Bisected and found first bad commit:
"
0e792b89e6800cd9cb4757a76a96f7ef3e8b6294
ftrace: Fix use-after-free for dynamic ftrace_ops
"
After reverted the above commit on top of v6.3-rc2 kernel, this issue was gone.

And this issue could be reproduced in 2100s.

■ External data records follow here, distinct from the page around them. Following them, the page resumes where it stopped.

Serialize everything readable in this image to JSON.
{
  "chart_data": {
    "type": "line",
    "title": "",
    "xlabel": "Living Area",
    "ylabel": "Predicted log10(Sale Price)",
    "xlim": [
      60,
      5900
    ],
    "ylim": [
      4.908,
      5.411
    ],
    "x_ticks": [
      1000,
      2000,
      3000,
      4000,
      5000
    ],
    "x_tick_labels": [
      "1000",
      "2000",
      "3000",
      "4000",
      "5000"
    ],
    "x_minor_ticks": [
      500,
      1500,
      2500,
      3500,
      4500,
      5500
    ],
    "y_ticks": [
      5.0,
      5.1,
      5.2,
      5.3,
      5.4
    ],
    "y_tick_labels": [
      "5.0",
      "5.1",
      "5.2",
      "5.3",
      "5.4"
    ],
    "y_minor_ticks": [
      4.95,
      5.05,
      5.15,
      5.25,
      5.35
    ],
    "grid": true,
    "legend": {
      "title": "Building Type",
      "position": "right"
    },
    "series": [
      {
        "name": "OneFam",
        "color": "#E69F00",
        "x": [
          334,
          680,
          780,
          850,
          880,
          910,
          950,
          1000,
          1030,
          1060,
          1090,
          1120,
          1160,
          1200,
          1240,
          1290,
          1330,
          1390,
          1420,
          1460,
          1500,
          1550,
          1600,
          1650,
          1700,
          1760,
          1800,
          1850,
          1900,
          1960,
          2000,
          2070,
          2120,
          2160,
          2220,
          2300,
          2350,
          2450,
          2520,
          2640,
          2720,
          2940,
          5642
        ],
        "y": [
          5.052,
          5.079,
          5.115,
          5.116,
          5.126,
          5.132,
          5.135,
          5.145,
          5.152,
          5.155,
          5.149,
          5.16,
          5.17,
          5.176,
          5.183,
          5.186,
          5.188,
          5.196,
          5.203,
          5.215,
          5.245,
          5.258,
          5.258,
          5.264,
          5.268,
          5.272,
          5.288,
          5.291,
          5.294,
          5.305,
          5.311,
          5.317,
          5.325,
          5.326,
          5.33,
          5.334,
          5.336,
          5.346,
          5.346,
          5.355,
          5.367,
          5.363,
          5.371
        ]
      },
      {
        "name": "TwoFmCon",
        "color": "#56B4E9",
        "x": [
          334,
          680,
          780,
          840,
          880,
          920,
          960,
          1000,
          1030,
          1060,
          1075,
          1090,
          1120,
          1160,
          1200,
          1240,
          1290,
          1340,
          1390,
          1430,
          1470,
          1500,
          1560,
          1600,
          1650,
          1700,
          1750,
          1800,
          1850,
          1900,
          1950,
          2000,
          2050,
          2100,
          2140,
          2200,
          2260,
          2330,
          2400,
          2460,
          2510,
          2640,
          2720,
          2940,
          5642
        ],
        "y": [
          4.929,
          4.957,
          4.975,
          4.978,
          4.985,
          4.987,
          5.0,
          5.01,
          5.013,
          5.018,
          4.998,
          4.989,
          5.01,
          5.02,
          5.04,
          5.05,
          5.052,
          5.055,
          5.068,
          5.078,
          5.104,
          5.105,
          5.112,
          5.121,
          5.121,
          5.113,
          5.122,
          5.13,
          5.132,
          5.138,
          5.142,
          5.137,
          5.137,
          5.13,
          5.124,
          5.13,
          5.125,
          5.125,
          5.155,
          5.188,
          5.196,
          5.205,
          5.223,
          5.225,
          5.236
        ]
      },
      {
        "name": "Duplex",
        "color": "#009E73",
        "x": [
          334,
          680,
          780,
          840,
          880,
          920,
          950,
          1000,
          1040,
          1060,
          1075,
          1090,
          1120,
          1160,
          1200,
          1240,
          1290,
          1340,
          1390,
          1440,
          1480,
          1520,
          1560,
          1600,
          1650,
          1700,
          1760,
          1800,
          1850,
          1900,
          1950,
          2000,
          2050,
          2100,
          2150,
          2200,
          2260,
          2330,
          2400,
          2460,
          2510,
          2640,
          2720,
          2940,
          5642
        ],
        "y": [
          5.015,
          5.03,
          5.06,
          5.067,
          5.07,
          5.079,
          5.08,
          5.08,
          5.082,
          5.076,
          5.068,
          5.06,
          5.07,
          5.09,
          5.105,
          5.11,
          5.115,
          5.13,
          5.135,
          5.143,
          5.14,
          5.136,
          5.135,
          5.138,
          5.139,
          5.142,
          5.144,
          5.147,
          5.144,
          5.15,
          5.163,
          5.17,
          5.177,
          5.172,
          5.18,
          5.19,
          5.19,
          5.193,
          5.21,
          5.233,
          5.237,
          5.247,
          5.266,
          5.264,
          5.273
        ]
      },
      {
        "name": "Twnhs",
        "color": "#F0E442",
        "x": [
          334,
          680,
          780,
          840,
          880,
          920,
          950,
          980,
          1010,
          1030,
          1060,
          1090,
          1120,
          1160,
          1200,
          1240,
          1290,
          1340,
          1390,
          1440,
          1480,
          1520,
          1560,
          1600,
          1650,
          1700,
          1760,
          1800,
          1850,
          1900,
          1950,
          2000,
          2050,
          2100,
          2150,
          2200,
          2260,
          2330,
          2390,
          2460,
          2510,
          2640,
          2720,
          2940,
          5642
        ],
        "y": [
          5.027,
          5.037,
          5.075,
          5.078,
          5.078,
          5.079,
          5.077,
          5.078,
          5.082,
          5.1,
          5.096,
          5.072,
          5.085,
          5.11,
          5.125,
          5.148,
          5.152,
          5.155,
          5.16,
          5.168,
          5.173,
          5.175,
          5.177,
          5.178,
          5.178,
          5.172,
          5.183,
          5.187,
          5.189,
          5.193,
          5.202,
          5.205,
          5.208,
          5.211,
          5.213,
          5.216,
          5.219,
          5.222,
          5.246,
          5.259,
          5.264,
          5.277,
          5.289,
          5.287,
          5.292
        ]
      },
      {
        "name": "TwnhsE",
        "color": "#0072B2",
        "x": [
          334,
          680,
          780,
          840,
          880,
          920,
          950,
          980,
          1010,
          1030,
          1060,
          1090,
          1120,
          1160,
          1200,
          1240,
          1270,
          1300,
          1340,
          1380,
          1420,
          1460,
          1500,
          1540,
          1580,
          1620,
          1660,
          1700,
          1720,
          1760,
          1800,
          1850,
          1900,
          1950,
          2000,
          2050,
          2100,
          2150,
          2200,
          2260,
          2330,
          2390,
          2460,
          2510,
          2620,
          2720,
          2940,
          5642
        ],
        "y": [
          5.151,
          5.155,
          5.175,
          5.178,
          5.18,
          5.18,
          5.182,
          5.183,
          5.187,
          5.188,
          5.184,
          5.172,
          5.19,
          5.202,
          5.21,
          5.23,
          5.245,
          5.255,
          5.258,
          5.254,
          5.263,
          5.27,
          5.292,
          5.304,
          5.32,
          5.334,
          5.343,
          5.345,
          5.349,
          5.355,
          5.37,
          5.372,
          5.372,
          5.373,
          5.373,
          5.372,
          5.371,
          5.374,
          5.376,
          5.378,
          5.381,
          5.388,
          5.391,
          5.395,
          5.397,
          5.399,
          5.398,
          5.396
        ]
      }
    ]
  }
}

There was no this issue report in syzbot link:
https://syzkaller.appspot.com/upstream

I hope it's helpful.

Thanks!

---

If you don't need the following environment to reproduce the problem or if you
already have one, please ignore the following information.

How to reproduce:
git clone https://gitlab.com/xupengfe/repro_vm_env.git
cd repro_vm_env
tar -xvf repro_vm_env.tar.gz
cd repro_vm_env; ./start3.sh // it needs qemu-system-x86_64 and I used v7.1.0
// start3.sh will load bzImage_2241ab53cbb5cdb08a6b2d4688feb13971058f65 v6.2-rc5 kernel
// You could change the bzImage_xxx as you want
You could use below command to log in, there is no password for root.
ssh -p 10023 root@localhost

After login vm(virtual machine) successfully, you could transfer reproduced
binary to the vm by below way, and reproduce the problem in vm:
gcc -pthread -o repro repro.c
scp -P 10023 repro root@localhost:/root/

Get the bzImage for target kernel:
Please use target kconfig and copy it to kernel_src/.config
make olddefconfig
make -jx bzImage //x should equal or less than cpu num your pc has

Fill the bzImage file into above start3.sh to load the target kernel in vm.


Tips:
If you already have qemu-system-x86_64, please ignore below info.
If you want to install qemu v7.1.0 version:
git clone https://github.com/qemu/qemu.git
cd qemu
git checkout -f v7.1.0
mkdir build
cd build
yum install -y ninja-build.x86_64
../configure --target-list=x86_64-softmmu --enable-kvm --enable-vnc --enable-gtk --enable-sdl
make
make install

Thanks!
BR.